Information about the Bird Boulder Chat
The boulder chat (Pinarornis plumosus) is a species of bird in the family Muscicapidae native to dry woodland and savanna in Southern Africa. It is monotypic within the genus Pinarornis.
The boulder chat is a large chat, 25cm (9.8in) in length, with brownish-black plumage and white tips to the outer tail feathers. In flight, a row of small white spots can be seen on the edge of the primary and secondary coverts. Females are similar to males but have a slightly duller plumage.

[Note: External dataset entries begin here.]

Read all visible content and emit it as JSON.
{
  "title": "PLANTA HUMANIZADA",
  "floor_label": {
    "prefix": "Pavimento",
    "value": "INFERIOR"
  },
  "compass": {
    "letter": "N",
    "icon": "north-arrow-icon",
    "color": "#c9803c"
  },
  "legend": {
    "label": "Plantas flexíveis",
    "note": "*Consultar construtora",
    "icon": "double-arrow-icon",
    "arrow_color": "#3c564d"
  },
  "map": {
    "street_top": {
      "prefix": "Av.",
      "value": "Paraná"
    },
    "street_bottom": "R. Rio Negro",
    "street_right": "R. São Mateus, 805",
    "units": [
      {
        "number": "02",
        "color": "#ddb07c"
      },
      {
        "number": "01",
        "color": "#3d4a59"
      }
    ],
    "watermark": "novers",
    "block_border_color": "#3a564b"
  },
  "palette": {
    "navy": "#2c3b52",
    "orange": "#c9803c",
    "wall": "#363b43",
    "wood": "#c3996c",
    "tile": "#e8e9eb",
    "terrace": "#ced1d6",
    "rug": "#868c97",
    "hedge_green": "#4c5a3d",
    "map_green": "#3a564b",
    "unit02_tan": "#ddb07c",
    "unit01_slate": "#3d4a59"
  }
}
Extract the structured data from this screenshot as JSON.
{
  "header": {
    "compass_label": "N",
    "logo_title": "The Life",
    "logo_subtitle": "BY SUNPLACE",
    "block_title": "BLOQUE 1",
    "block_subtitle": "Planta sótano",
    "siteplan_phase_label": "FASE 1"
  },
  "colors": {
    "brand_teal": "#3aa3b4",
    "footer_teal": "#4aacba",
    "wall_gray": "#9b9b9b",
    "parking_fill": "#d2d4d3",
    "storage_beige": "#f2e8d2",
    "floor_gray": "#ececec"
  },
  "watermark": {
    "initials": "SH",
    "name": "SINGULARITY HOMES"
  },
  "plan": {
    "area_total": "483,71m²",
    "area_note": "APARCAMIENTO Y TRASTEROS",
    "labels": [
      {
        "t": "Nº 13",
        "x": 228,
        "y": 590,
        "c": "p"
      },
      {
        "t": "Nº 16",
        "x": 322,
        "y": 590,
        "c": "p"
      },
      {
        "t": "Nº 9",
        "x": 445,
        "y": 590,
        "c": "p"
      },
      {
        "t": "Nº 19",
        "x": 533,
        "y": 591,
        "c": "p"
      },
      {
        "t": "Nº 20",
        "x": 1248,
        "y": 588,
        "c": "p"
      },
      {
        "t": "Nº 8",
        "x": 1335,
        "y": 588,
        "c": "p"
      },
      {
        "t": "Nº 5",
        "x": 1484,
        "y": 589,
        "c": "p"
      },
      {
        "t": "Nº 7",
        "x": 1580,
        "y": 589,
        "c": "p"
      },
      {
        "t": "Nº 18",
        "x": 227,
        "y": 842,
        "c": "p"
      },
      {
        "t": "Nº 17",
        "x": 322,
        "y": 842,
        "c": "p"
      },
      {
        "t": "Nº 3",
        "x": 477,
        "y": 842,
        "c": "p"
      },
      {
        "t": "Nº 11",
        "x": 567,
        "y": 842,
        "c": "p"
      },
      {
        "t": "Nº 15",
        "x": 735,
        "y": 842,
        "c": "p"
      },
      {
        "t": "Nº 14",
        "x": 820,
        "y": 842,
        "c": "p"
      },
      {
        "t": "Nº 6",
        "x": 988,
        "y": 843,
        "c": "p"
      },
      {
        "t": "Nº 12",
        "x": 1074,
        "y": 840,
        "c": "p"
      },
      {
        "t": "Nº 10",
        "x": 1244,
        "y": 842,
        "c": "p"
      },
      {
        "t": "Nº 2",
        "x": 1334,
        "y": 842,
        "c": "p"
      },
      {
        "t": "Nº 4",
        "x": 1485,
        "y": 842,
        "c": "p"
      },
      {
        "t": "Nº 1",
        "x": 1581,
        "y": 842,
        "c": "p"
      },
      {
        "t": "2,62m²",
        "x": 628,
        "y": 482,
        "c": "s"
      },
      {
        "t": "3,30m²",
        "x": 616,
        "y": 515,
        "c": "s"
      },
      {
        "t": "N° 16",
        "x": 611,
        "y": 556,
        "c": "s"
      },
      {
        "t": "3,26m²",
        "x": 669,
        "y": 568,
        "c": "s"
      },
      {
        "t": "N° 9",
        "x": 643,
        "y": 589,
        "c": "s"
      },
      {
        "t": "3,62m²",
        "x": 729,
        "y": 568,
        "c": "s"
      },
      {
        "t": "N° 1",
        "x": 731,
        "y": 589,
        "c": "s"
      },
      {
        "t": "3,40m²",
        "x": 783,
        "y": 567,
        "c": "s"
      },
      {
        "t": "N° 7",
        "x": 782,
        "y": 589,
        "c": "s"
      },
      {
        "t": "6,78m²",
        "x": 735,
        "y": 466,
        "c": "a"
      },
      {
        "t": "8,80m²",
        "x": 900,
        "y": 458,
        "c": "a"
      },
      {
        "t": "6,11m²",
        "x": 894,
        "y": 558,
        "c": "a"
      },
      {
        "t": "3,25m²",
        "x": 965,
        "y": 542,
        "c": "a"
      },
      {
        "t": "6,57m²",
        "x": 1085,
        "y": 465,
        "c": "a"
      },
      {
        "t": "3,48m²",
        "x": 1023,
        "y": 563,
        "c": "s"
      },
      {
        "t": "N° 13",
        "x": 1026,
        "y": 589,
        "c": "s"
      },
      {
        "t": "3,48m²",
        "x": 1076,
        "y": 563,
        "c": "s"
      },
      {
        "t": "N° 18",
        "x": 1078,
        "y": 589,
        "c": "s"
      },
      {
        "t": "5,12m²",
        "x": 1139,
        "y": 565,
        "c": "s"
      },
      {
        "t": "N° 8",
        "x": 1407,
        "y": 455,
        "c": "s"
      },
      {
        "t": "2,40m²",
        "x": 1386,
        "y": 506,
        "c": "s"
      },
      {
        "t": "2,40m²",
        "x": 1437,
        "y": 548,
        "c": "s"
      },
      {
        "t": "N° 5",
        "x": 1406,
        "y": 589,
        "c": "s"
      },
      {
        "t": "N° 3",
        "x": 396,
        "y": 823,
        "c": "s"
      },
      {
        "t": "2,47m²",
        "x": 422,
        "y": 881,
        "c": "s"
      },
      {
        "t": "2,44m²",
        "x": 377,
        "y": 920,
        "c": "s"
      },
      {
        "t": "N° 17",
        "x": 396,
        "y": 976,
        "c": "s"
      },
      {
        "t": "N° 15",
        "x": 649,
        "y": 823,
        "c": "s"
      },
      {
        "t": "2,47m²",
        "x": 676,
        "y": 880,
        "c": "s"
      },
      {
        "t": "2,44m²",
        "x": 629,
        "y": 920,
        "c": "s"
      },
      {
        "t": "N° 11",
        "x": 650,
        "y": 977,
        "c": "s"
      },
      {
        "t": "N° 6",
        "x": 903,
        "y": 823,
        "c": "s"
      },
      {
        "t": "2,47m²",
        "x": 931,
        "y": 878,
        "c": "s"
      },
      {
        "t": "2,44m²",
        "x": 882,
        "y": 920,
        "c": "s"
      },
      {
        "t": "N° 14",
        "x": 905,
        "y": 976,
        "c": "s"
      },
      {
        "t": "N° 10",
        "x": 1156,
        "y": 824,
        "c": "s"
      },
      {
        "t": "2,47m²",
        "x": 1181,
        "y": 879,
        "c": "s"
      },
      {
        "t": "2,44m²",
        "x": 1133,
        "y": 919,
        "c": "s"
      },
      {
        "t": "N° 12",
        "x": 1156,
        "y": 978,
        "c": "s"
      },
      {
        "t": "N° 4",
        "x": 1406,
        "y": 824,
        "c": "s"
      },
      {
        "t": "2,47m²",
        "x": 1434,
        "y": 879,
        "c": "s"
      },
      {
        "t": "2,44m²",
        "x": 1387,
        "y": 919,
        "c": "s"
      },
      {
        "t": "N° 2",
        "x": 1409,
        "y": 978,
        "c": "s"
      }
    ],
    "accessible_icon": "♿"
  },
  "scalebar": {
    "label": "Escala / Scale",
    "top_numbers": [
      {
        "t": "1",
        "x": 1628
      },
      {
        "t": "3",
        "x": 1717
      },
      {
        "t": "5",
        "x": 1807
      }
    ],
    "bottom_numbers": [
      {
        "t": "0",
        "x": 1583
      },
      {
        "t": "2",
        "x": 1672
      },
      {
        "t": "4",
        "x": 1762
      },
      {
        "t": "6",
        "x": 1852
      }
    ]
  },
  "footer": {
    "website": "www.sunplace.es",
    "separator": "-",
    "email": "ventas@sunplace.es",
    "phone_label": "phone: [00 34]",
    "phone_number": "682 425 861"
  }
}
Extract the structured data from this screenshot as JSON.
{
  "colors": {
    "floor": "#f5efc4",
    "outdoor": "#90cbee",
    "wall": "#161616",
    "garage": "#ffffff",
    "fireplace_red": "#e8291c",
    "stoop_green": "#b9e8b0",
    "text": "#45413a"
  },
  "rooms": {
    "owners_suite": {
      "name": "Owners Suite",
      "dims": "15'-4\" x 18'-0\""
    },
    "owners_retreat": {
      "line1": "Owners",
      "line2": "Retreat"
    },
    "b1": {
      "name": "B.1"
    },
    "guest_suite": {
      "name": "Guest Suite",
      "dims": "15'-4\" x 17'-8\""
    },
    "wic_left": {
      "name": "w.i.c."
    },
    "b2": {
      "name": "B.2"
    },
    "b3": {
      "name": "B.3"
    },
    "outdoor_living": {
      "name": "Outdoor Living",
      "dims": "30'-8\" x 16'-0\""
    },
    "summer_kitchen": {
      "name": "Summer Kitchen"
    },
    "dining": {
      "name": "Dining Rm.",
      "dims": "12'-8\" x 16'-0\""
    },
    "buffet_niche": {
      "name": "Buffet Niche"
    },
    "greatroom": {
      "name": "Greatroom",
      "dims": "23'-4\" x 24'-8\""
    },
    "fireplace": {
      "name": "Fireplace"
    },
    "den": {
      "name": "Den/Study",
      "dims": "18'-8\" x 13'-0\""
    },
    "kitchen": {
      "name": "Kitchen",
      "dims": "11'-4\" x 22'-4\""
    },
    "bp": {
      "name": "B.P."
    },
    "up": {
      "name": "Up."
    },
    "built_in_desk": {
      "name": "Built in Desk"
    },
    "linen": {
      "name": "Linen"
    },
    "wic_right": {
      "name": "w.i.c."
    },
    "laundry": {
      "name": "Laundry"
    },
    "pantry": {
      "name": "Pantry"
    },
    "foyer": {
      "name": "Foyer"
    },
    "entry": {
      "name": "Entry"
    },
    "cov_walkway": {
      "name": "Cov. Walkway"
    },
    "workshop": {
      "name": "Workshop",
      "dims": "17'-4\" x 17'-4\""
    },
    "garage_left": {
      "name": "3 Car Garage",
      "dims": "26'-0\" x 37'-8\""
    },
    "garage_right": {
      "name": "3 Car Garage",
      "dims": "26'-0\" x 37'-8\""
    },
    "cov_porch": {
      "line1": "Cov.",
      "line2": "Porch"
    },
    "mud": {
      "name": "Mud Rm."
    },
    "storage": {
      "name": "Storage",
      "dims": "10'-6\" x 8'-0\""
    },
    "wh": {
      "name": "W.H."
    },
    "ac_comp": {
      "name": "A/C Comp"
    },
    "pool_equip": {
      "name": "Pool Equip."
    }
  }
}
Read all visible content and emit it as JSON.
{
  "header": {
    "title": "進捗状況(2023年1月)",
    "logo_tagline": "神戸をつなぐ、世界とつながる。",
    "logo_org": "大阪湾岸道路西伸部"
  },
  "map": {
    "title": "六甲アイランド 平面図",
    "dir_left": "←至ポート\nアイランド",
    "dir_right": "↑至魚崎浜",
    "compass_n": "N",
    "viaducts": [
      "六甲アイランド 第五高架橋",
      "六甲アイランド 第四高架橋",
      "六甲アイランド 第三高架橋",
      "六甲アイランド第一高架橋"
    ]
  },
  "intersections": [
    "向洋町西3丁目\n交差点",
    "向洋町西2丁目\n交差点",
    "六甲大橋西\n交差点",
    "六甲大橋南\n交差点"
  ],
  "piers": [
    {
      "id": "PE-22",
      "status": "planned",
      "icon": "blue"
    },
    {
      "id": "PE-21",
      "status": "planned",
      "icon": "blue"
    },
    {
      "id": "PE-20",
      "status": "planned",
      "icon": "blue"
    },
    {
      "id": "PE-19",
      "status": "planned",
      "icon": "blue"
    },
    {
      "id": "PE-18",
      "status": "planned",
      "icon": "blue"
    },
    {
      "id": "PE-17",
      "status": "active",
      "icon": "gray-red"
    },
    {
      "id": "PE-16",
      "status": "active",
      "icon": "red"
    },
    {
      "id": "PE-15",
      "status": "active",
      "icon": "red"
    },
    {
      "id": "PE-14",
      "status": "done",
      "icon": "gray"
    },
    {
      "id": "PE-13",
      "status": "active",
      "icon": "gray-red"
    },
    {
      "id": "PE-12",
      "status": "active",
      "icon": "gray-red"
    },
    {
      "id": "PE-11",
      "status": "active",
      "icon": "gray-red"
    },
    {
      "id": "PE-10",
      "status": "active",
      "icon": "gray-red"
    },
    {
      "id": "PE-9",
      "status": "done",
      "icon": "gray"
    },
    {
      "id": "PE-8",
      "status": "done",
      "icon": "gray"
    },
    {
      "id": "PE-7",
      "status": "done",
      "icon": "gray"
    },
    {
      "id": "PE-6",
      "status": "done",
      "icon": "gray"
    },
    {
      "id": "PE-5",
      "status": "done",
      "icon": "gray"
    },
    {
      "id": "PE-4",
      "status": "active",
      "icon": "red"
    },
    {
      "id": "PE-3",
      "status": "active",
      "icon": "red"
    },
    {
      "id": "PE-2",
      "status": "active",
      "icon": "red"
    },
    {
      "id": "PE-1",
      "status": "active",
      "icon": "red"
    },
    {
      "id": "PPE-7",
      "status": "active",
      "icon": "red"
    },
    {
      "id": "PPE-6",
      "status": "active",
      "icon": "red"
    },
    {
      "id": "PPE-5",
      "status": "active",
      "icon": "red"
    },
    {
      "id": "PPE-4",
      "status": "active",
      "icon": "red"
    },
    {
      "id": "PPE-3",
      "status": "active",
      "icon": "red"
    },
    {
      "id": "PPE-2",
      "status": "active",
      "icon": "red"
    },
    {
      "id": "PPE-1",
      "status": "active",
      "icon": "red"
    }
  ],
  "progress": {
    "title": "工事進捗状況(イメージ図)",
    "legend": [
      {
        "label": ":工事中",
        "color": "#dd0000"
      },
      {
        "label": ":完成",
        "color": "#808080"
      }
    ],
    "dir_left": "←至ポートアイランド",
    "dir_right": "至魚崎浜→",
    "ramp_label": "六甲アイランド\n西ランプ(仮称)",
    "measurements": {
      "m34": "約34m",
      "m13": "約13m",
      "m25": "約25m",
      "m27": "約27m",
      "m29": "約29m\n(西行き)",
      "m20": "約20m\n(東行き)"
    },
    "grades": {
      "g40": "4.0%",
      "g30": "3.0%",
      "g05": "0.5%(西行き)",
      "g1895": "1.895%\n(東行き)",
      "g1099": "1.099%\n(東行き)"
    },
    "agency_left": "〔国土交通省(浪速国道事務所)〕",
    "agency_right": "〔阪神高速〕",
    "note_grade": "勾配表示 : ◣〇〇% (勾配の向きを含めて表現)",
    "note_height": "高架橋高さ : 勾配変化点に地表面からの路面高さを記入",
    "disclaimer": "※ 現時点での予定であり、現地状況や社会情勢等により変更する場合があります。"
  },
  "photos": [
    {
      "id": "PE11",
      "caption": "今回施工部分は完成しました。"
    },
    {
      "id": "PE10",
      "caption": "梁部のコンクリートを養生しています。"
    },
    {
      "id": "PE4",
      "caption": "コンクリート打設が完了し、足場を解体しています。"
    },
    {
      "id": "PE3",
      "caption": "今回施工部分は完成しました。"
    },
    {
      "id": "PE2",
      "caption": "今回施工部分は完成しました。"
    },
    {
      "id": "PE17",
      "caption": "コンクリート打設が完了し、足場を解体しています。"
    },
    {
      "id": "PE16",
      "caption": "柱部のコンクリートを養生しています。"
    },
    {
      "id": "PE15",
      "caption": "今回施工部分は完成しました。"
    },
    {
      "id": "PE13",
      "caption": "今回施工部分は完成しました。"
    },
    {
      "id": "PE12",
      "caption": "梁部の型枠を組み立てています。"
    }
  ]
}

The species is native to Southern Africa, including Botswana, Malawi, Mozambique, Zambia, and Zimbabwe. There are distinct populations in the far west of Botswana and southern Zimbabwe; north eastern Zimbabwe, extending into western Mozambique; and a third population in eastern Zambia extending up the Luangwa valley into Malawi. The boulder chat inhabits well-wooded savanna terrain with large granite boulders or scree, usually in woodland areas, especially miombo. This species belongs to a monotypic genus which has no near relatives and it is considered that it evolved on the southern African granite shield, which formation's extent is almost identical to the distribution of the boulder chat.
The species is most often seen around large boulders, running and bounding on the ground. It often cocks its tail over its back. Eggs are laid in September to January, with a peak in October and November. After breeding the family remains together as a party until the next breeding season.
The IUCN currently classifies the boulder chat as Least Concern. The species may however be under some pressure from habitat loss due to the invasive weed Lantana camara.